From mboxrd@z Thu Jan  1 00:00:00 1970
Return-Path: <linux-btrfs-owner@kernel.org>
X-Spam-Checker-Version: SpamAssassin 3.4.0 (2014-02-07) on
	aws-us-west-2-korg-lkml-1.web.codeaurora.org
Received: from vger.kernel.org (vger.kernel.org [23.128.96.18])

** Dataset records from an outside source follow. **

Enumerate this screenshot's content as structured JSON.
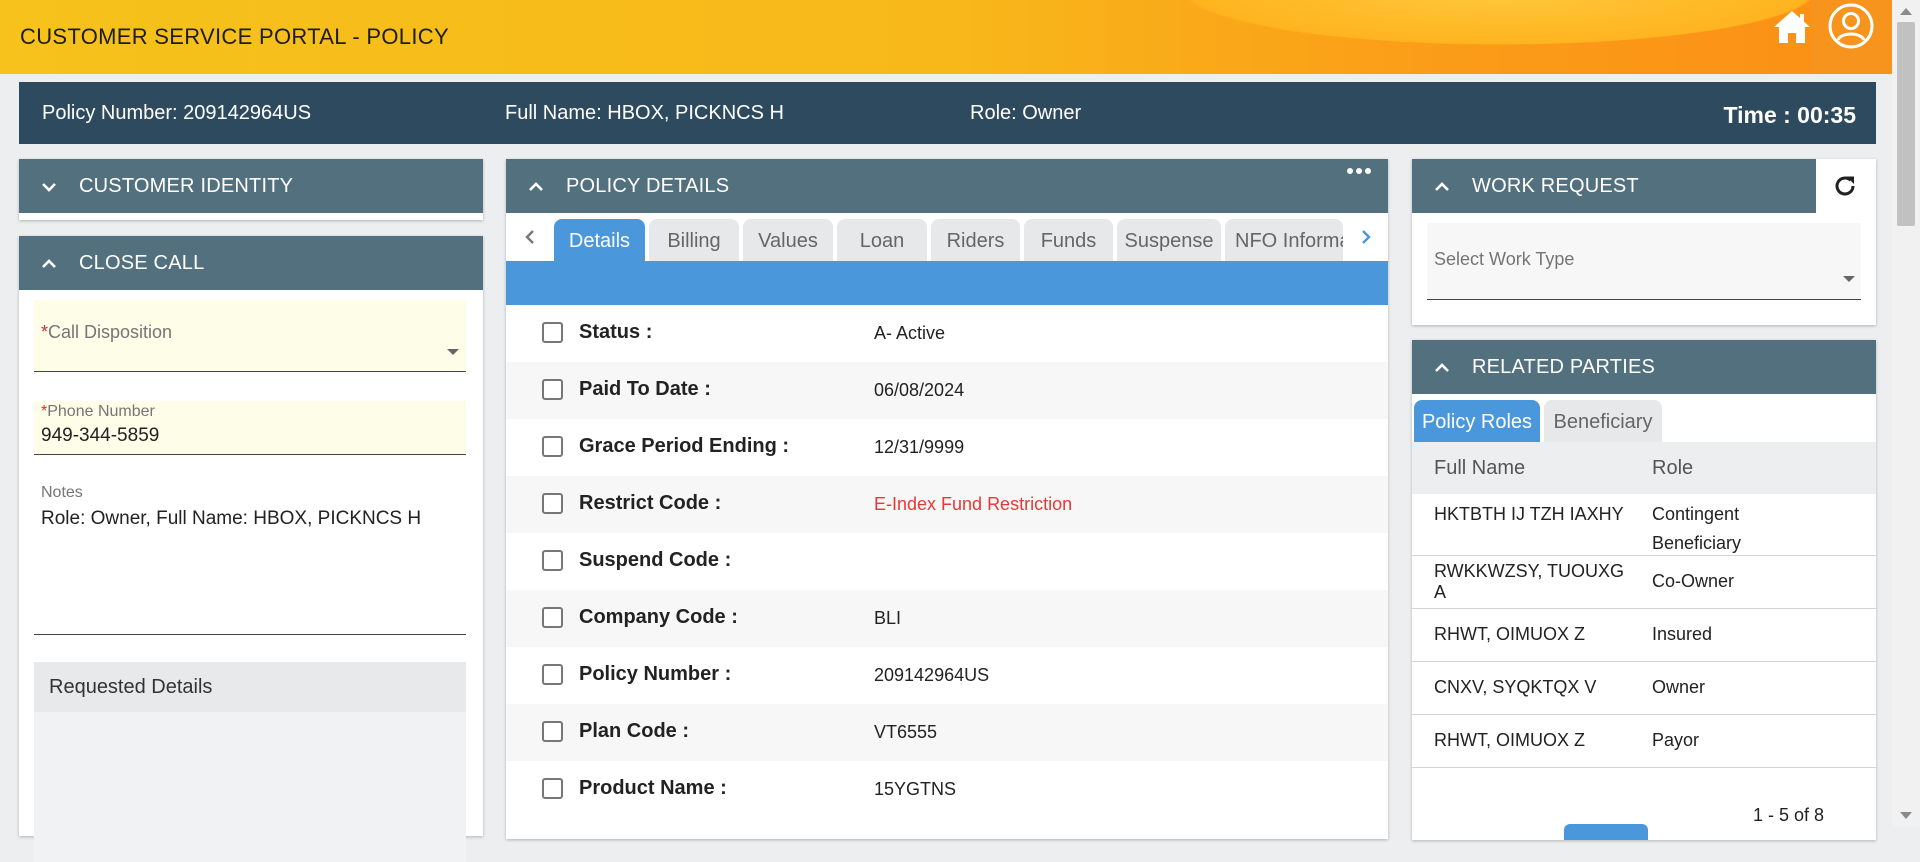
{
  "header": {
    "title": "CUSTOMER SERVICE PORTAL - POLICY",
    "home_icon": "home-icon",
    "user_icon": "user-circle-icon"
  },
  "info_bar": {
    "policy_number": "Policy Number: 209142964US",
    "full_name": "Full Name: HBOX, PICKNCS H",
    "role": "Role: Owner",
    "time": "Time : 00:35"
  },
  "customer_identity": {
    "title": "CUSTOMER IDENTITY"
  },
  "close_call": {
    "title": "CLOSE CALL",
    "call_disposition": {
      "required_mark": "*",
      "label": "Call Disposition",
      "value": ""
    },
    "phone_number": {
      "required_mark": "*",
      "label": "Phone Number",
      "value": "949-344-5859"
    },
    "notes": {
      "label": "Notes",
      "value": "Role: Owner, Full Name: HBOX, PICKNCS H"
    },
    "requested_details": {
      "title": "Requested Details"
    }
  },
  "policy_details": {
    "title": "POLICY DETAILS",
    "more_icon": "more-horizontal-icon",
    "tabs": [
      "Details",
      "Billing",
      "Values",
      "Loan",
      "Riders",
      "Funds",
      "Suspense",
      "NFO Informa"
    ],
    "active_tab": "Details",
    "rows": [
      {
        "label": "Status",
        "colon": ":",
        "value": "A- Active"
      },
      {
        "label": "Paid To Date",
        "colon": ":",
        "value": "06/08/2024"
      },
      {
        "label": "Grace Period Ending",
        "colon": ":",
        "value": "12/31/9999"
      },
      {
        "label": "Restrict Code",
        "colon": ":",
        "value": "E-Index Fund Restriction"
      },
      {
        "label": "Suspend Code",
        "colon": ":",
        "value": ""
      },
      {
        "label": "Company Code",
        "colon": ":",
        "value": "BLI"
      },
      {
        "label": "Policy Number",
        "colon": ":",
        "value": "209142964US"
      },
      {
        "label": "Plan Code",
        "colon": ":",
        "value": "VT6555"
      },
      {
        "label": "Product Name",
        "colon": ":",
        "value": "15YGTNS"
      }
    ]
  },
  "work_request": {
    "title": "WORK REQUEST",
    "refresh_icon": "refresh-icon",
    "select_placeholder": "Select Work Type"
  },
  "related_parties": {
    "title": "RELATED PARTIES",
    "tabs": [
      "Policy Roles",
      "Beneficiary"
    ],
    "active_tab": "Policy Roles",
    "columns": [
      "Full Name",
      "Role"
    ],
    "rows": [
      {
        "name": "HKTBTH IJ TZH IAXHY",
        "role": "Contingent Beneficiary"
      },
      {
        "name": "RWKKWZSY, TUOUXG A",
        "role": "Co-Owner"
      },
      {
        "name": "RHWT, OIMUOX Z",
        "role": "Insured"
      },
      {
        "name": "CNXV, SYQKTQX V",
        "role": "Owner"
      },
      {
        "name": "RHWT, OIMUOX Z",
        "role": "Payor"
      }
    ],
    "pagination": "1 - 5 of 8"
  },
  "colors": {
    "header_gradient_start": "#f6c21b",
    "header_gradient_end": "#fb8f16",
    "info_bar": "#2e4a5e",
    "panel_header": "#53707f",
    "active_tab": "#4a97dc",
    "required_field_bg": "#fdfde8",
    "restriction_text": "#e53935"
  }
}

	by smtp.lore.kernel.org (Postfix) with ESMTP id A4E9BC433F5
	for <linux-btrfs@archiver.kernel.org>; Tue, 25 Jan 2022 17:19:42 +0000 (UTC)
Received: (majordomo@vger.kernel.org) by vger.kernel.org via listexpand
        id S1587673AbiAYRTJ (ORCPT <rfc822;linux-btrfs@archiver.kernel.org>);
        Tue, 25 Jan 2022 12:19:09 -0500
Received: from smtp-out1.suse.de ([195.135.220.28]:51450 "EHLO
        smtp-out1.suse.de" rhost-flags-OK-OK-OK-OK) by vger.kernel.org
        with ESMTP id S242616AbiAYRPf (ORCPT
        <rfc822;linux-btrfs@vger.kernel.org>);
        Tue, 25 Jan 2022 12:15:35 -0500
Received: from relay2.suse.de (relay2.suse.de [149.44.160.134])
        by smtp-out1.suse.de (Postfix) with ESMTP id AB0EE212CA;
        Tue, 25 Jan 2022 17:15:33 +0000 (UTC)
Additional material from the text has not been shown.